Silvestrov, Schmelz said, has argued that people are looking for some kind of spiritual anchor these days — and that Symphony No. 8 attempts to provide one. In a 1991 letter to Russian musicologist Marina Nest’yeva, Silvestrov wrote that great music should leave its listeners feeling “simply blessed, that is, for an instant we find the wings that had been taken away from us.”
“He has stated that the old, monumental symphonies of Beethoven and Mahler were like rainstorms where you could hear the thunder,” Schmelz said. “In this symphony, which is intentionally devoid of ongoing drama, all you hear are the disturbing echoes of the thunder at the beginning of the work. But there’s always an edge to his symphonies, and a sense of other things going on in the distance or below the surface — the menace on the horizon that is represented by the thunder.”
The melodies that break through the symphony’s often-murky surface from time to time are meant to provide consolation — Schmelz calls them a “sonic shelter in which people can take refuge as everything around them is going crazy.” Listeners would be wise to bask in these moments, then surrender to a composition whose emotional and spiritual language is far less colorful than the themes and variations of a composer such as Beethoven.
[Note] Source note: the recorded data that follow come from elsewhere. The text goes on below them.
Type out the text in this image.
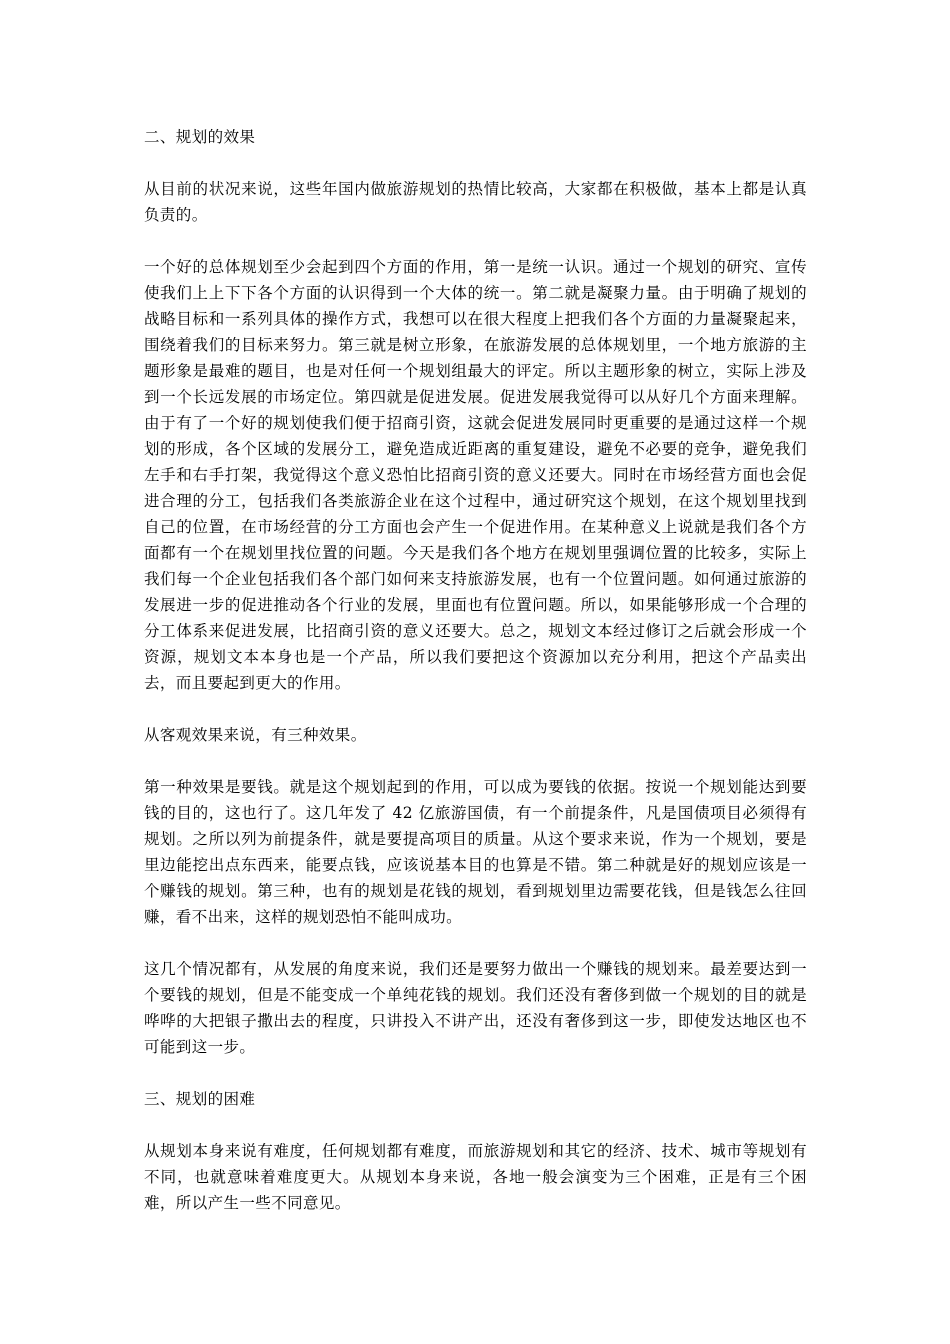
二、规划的效果
从目前的状况来说，这些年国内做旅游规划的热情比较高，大家都在积极做，基本上都是认真负责的。
一个好的总体规划至少会起到四个方面的作用，第一是统一认识。通过一个规划的研究、宣传使我们上上下下各个方面的认识得到一个大体的统一。第二就是凝聚力量。由于明确了规划的战略目标和一系列具体的操作方式，我想可以在很大程度上把我们各个方面的力量凝聚起来，围绕着我们的目标来努力。第三就是树立形象，在旅游发展的总体规划里，一个地方旅游的主题形象是最难的题目，也是对任何一个规划组最大的评定。所以主题形象的树立，实际上涉及到一个长远发展的市场定位。第四就是促进发展。促进发展我觉得可以从好几个方面来理解。由于有了一个好的规划使我们便于招商引资，这就会促进发展同时更重要的是通过这样一个规划的形成，各个区域的发展分工，避免造成近距离的重复建设，避免不必要的竞争，避免我们左手和右手打架，我觉得这个意义恐怕比招商引资的意义还要大。同时在市场经营方面也会促进合理的分工，包括我们各类旅游企业在这个过程中，通过研究这个规划，在这个规划里找到自己的位置，在市场经营的分工方面也会产生一个促进作用。在某种意义上说就是我们各个方面都有一个在规划里找位置的问题。今天是我们各个地方在规划里强调位置的比较多，实际上我们每一个企业包括我们各个部门如何来支持旅游发展，也有一个位置问题。如何通过旅游的发展进一步的促进推动各个行业的发展，里面也有位置问题。所以，如果能够形成一个合理的分工体系来促进发展，比招商引资的意义还要大。总之，规划文本经过修订之后就会形成一个资源，规划文本本身也是一个产品，所以我们要把这个资源加以充分利用，把这个产品卖出去，而且要起到更大的作用。
从客观效果来说，有三种效果。
第一种效果是要钱。就是这个规划起到的作用，可以成为要钱的依据。按说一个规划能达到要钱的目的，这也行了。这几年发了 42 亿旅游国债，有一个前提条件，凡是国债项目必须得有规划。之所以列为前提条件，就是要提高项目的质量。从这个要求来说，作为一个规划，要是里边能挖出点东西来，能要点钱，应该说基本目的也算是不错。第二种就是好的规划应该是一个赚钱的规划。第三种，也有的规划是花钱的规划，看到规划里边需要花钱，但是钱怎么往回赚，看不出来，这样的规划恐怕不能叫成功。
这几个情况都有，从发展的角度来说，我们还是要努力做出一个赚钱的规划来。最差要达到一个要钱的规划，但是不能变成一个单纯花钱的规划。我们还没有奢侈到做一个规划的目的就是哗哗的大把银子撒出去的程度，只讲投入不讲产出，还没有奢侈到这一步，即使发达地区也不可能到这一步。
三、规划的困难
从规划本身来说有难度，任何规划都有难度，而旅游规划和其它的经济、技术、城市等规划有不同，也就意味着难度更大。从规划本身来说，各地一般会演变为三个困难，正是有三个困难，所以产生一些不同意见。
No consolation will be necessary, however, for either of the headliners on the program: Dvorak’s deeply moving Cello Concerto, with Tchaikovsky International Competition Gold Medalist Narek Hakhnazaryan as soloist, and Anatoly Liadov’s “The Enchanted Lake.”
The latter’s magical landscape conjures a fantasy world quite different from the grim realities that birthed Silvestrov’s fascinating Symphony No. 8.